I’ve lived half of my life in Iran and half in Canada, and sometimes it feels like I belong to both places and neither. I grew up during years when the world around me felt heavy. There was a revolution, then war. I remember how early on, we all became aware of things that were too big for us, loss, fear, silence. But somehow, even in those quiet and difficult years, I started to notice beauty. Light through a curtain. The shape of a shadow. The softness of my mother’s hands. I didn’t know it then, but I was already seeing the world like an artist.
I’ve always been quiet. Not the kind to talk much in big groups. I listen more than I speak. Over time, I learned to express myself through images rather than words. That’s where I feel most honest.

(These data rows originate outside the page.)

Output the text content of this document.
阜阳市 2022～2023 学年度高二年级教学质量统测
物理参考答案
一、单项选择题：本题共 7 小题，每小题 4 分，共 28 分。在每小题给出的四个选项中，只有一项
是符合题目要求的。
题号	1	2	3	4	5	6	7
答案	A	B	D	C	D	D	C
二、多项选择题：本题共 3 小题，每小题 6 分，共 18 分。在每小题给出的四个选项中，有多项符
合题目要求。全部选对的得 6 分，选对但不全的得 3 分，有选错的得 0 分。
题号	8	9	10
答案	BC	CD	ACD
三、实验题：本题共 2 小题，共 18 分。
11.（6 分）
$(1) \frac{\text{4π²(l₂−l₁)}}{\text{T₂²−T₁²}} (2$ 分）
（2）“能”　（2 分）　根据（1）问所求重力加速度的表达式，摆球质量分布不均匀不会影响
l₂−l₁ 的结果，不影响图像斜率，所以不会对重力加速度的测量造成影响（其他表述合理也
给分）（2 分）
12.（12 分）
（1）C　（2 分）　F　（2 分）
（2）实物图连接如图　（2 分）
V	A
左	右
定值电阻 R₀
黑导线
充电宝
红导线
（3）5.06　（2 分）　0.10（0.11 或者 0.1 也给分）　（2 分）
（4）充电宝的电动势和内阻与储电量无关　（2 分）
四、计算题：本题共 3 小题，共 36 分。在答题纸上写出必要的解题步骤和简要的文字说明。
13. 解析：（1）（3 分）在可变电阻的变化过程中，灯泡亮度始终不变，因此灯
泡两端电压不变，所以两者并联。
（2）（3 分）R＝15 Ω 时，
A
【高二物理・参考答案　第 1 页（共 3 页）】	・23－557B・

I Will Greet The Sun Again is a series that came out of this way of seeing and feeling. These works explore identity, memory, and the feeling of being in between, between places, between times, between who you were and who you’re becoming. The scenes unfold in front of a window, a space that separates and connects at once. For me, the window became a kind of mirror. A place to reflect, to imagine, to hold memories.
I don’t try to tell one story. I try to create a visual poem made of light, shadow, and memory. These are not single moments. They’re made of many layers, just like we are. I hope when people look at them, they feel something familiar. Even if we come from different places, I think there’s something shared in longing, in remembering, in trying to belong.